関西エアポートが発表した20年3月期の連結決算は、2月以降の航空需要落ち込みを受け、売上高が前期比2%減、営業利益が同8%減と民営化以降初めての減収減益だった。4月以降は感染状況がさらに深刻化したことから、21年3月期の決算へは大きな打撃が見込まれる。

同社の山谷佳之社長は「(タンカーが連絡橋に衝突した18年の)台風、日韓の関係悪化、疫病と、1年半に(有事が)3度起こっている状況だ」と苦境を説明。当面の公的支援は求めないものの、「(収束まで)3年となると厳しい環境になる」と危機感を強める。

関西財界や自治体で構成する関西国際空港全体構想促進協議会は今月、国土交通省を訪問し、水際対策の強化や国際線の需要回復に向けた政策を政府へ要望。1日2万人規模のPCR検査ができる出入国者専用の検査センターの設置などを求めた。大阪府の吉村知事は同センターについて「夏には設置してもらいたい」考えだ。

ただ、大阪府の足元の感染者数は4月の緊急事態宣言時を超える勢いで増えている。中期的には水際対策の強化が不可欠だが、関西エリアの感染状況が落ち着くまでは外国人客の呼び込みが難しく、自治体や観光関係者は対応に苦慮する。

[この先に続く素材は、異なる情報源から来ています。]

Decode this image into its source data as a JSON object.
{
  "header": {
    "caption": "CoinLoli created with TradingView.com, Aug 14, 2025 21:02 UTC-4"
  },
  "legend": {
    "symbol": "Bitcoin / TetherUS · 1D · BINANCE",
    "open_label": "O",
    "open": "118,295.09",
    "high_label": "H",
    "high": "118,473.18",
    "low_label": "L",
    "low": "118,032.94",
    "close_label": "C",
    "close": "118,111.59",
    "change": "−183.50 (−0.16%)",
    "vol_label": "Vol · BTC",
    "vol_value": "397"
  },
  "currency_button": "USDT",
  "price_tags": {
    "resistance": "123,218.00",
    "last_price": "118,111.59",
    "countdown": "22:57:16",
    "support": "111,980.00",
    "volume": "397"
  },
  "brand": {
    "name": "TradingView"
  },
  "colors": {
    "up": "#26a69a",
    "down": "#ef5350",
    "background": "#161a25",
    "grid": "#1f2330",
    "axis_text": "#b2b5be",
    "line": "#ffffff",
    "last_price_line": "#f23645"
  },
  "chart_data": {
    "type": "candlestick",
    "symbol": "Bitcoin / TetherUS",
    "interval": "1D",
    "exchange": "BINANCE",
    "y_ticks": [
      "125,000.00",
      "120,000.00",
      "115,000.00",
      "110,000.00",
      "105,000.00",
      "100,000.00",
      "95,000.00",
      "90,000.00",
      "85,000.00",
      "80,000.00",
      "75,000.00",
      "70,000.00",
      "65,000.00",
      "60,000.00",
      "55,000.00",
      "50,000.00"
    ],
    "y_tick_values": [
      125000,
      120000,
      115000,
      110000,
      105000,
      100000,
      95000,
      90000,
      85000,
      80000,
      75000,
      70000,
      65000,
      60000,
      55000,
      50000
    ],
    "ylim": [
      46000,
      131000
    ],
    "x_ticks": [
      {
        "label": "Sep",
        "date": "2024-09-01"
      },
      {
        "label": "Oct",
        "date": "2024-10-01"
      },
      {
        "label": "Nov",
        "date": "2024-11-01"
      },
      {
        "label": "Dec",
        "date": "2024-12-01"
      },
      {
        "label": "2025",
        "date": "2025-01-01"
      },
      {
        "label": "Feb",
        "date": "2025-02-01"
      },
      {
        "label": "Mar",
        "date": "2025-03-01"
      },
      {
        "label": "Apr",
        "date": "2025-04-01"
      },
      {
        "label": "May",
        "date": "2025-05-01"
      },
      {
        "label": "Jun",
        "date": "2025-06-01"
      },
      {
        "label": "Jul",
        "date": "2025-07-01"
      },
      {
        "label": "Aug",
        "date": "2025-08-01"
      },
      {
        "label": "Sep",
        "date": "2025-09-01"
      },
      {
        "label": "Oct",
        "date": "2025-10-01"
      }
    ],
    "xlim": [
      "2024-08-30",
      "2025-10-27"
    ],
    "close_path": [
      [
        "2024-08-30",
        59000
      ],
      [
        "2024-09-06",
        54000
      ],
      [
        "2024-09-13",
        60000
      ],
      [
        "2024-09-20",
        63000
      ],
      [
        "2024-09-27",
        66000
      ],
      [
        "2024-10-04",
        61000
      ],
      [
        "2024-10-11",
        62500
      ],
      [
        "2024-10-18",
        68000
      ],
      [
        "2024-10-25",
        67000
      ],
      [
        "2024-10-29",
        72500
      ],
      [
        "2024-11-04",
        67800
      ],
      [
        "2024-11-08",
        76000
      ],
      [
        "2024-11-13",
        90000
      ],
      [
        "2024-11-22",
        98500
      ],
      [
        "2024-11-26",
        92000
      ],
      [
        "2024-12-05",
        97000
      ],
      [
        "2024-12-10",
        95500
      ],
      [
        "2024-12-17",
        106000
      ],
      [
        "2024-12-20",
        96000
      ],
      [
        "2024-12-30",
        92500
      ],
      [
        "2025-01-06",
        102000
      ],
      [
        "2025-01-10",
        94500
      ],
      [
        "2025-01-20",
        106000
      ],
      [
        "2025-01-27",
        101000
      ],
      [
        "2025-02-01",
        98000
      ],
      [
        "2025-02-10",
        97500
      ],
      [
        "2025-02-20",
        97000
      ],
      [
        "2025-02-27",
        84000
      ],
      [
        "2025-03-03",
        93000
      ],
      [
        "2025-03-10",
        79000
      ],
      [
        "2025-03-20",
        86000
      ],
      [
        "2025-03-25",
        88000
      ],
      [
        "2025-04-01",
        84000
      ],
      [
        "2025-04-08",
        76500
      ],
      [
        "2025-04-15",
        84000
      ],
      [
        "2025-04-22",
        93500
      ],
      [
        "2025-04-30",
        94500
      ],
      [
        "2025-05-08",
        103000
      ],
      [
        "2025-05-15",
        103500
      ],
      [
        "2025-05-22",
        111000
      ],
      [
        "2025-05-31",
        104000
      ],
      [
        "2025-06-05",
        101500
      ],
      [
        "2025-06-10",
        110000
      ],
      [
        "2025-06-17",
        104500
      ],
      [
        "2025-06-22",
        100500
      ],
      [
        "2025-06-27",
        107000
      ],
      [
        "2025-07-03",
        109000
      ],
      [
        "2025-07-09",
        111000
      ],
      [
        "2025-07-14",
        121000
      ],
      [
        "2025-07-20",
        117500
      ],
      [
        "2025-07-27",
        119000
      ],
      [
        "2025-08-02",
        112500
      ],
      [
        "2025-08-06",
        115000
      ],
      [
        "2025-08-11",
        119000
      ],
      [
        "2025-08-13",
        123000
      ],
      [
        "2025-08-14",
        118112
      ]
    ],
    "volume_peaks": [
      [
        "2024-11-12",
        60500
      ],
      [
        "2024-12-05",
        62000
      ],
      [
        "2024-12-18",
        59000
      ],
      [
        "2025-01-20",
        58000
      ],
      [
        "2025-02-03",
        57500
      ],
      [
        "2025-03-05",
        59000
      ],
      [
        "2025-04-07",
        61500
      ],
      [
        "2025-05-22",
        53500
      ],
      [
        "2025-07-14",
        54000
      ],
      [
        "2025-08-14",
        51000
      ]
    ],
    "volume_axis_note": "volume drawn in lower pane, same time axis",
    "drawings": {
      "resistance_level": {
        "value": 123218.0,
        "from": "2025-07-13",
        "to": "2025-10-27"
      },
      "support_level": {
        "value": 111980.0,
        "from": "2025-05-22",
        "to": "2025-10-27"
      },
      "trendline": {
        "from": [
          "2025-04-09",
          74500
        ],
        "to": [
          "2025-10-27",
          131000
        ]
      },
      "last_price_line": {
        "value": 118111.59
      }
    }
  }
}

一方、関西・神戸・大阪国際(伊丹)の3空港の最適活用に関しては長期的な視野で議論が進みそうだ。神戸空港は現在、基幹空港である関空への配慮から国内線のみ就航が認められているが、将来的な航空需要拡大を見据え国際化の必要性が指摘されてきた。

大阪・関西万博が開幕する25年までの国際化が焦点となる神戸空港

関西財界や自治体でつくる「関西3空港懇談会」では25年開幕の大阪・関西万博へ向けた対策を議論。19年には神戸空港の発着可能枠を1日60便から同80便へ拡大することや、国際化の検討を25年までに始めることで合意している。新型コロナの影響で神戸空港の利用者も激減し、規制緩和後に80便が実現したことはないが、中期的視野で規制緩和を目指す財界の方針は変わらない。

関西3空港懇談会の座長を務める関西経済連合会の松本正義会長は「関経連としては(神戸の国際化を)万博に間に合わせてほしい」とし、今後の議論の焦点を25年までの国際化としたい考えだ。神戸商工会議所の家次恒会頭(シスメックス会長兼社長)も「パンデミック収束後、中長期的に見据えると航空需要は増大する」と、引き続き規制緩和を求める。

3空港を運営する関西エアポートや自治体が当面の対応に追われる中、事前協議は難航するものの、財界は今夏中にも次回会議を開催したい意向。コロナ禍を乗り越え、関西飛躍の道筋を描き直すことができるか、手探りの調整が続く。